Kevin Porter Jr. working out for Cs - could be intriguing pick at #14
When it comes to players from the West Coast hoops mecca of Seattle, the Boston Celtics have had plenty over the years, and might be poised to add another.
With names like Avery Bradley, Nate Robinson, Jason Terry and of course Isaiah Thomas hailing from that brisk corner of the US among former Cs, the club could conceivably add Kevin Porter Jr. to that list come the 2019 NBA Draft.
Porter, who is projected to go somewhere in the neighborhood of the 14th pick possessed by Boston, would be an intriguing fit should the team decide to use the pick on the Seattle-area shooting guard.

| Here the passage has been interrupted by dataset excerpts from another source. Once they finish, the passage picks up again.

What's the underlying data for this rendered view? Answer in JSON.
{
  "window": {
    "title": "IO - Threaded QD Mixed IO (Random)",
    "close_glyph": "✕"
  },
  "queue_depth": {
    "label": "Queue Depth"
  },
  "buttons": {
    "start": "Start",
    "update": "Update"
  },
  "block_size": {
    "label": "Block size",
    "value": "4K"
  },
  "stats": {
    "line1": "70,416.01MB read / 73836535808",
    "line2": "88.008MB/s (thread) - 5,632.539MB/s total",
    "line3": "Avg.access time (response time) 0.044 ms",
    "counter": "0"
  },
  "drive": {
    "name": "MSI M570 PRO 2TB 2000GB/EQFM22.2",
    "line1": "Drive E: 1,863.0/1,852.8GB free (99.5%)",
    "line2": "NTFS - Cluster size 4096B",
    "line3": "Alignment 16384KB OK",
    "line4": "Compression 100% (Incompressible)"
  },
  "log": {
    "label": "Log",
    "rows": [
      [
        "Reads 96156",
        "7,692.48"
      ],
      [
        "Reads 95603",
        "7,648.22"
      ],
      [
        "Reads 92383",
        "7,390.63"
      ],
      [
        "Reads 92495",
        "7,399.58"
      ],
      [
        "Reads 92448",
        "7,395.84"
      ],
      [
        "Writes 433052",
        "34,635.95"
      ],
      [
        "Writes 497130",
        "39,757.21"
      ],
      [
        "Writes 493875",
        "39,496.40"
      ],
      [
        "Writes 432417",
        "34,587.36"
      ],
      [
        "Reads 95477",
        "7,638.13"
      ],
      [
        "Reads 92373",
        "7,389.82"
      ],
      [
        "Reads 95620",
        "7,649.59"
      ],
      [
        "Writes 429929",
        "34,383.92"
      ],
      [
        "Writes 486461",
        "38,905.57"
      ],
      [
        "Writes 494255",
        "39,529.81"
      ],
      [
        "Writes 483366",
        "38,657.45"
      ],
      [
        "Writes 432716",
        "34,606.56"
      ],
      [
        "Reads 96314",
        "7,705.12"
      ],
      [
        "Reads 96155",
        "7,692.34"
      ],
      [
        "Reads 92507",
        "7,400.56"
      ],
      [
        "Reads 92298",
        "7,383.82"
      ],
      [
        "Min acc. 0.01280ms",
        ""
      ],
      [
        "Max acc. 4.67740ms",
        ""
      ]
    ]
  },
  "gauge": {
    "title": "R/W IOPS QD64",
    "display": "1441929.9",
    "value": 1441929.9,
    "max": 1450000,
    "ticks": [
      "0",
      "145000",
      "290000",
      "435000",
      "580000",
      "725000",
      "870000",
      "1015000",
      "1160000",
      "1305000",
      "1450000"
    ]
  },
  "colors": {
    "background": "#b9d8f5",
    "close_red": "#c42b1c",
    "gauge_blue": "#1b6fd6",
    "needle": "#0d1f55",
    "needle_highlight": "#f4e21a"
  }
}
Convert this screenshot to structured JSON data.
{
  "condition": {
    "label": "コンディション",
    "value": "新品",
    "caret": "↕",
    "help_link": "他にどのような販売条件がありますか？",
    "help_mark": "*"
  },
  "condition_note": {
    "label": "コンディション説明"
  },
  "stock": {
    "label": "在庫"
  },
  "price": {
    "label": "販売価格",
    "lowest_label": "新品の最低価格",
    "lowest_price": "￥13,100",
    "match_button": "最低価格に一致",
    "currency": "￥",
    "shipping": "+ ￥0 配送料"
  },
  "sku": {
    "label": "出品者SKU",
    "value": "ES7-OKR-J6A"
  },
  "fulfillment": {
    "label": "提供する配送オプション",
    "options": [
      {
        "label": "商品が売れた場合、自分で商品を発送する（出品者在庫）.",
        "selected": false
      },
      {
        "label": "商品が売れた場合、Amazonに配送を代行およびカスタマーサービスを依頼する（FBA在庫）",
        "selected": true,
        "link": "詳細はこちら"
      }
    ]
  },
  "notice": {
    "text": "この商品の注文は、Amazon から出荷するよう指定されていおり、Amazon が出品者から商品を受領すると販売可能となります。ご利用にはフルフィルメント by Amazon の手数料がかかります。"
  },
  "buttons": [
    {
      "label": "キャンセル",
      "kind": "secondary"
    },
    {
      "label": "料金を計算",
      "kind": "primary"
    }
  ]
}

On the bigger side with a high motor and propensity for scoring as well as grabbing boards, Kevin has been in touch with IT, who recommended he follow the refrain that was Boston's mantra in Thomas' last season with the club (per MassLive's Tom Westerholm):
"Don’t get too high, don’t get too low ... Of course, you’re going to get adrenaline running through you. These are people you’ve never been in front of, and it’s a dream come true finally, so of course you’re going to have adrenaline running, but stay calm, just breathe, play your game, play your pace and just have fun. That’s the most important thing they all tell me. If you’re not having fun, you’re not gonna play anywhere to your capability. So just have fun."
KPJ, as he is sometimes called for short, would fit the Danny Ainge mold of versatile wing players with the additional benefit of having a strong, athletic frame able to finish through contact at the rim. Able to hit midrange in traffic and pull-up threes, Porter's diverse scoring capabilities are tantalizing for a club seemingly afraid of the cup for most of last season.
There's a few warning signs to consider -- a shockingly low free throw percentage (52% last season) and a tendency to get lost on the other end of the court -- but they are also teachable problems, and Kevin's high two-point (.517) and trey (.412) percentages on meaningful attempts (89 and 68, respectively) suggest his free throws, at least, may be a little noisy.
Most intriguing is the motor strapped to this young (he'll be 19 his entire rookie season) prospect; he believes that and his character will help him succeed in the NBA (per Westerholm):
"I just want (teams) to know I’m a high-motor guy ... Whatever they ask, I’ll adapt to it. And really my motor’s been questioned, so I just want to come out and show them that I really love the game and I’m passionate about it. And I work. I work, I work, I work, I work, every day ... Off the court, my character’s high. My mom really spent a lot of time raising me. So how I look at it is just I want to represent my mom and myself good, just be myself."
There are always a host of unknowns regarding rookies trying to make their way in the league, but the combination of attitude, physique, skills, and engagement might just be what Boston is looking for should they not send this pick -- and Porter's fortunes -- elsewhere.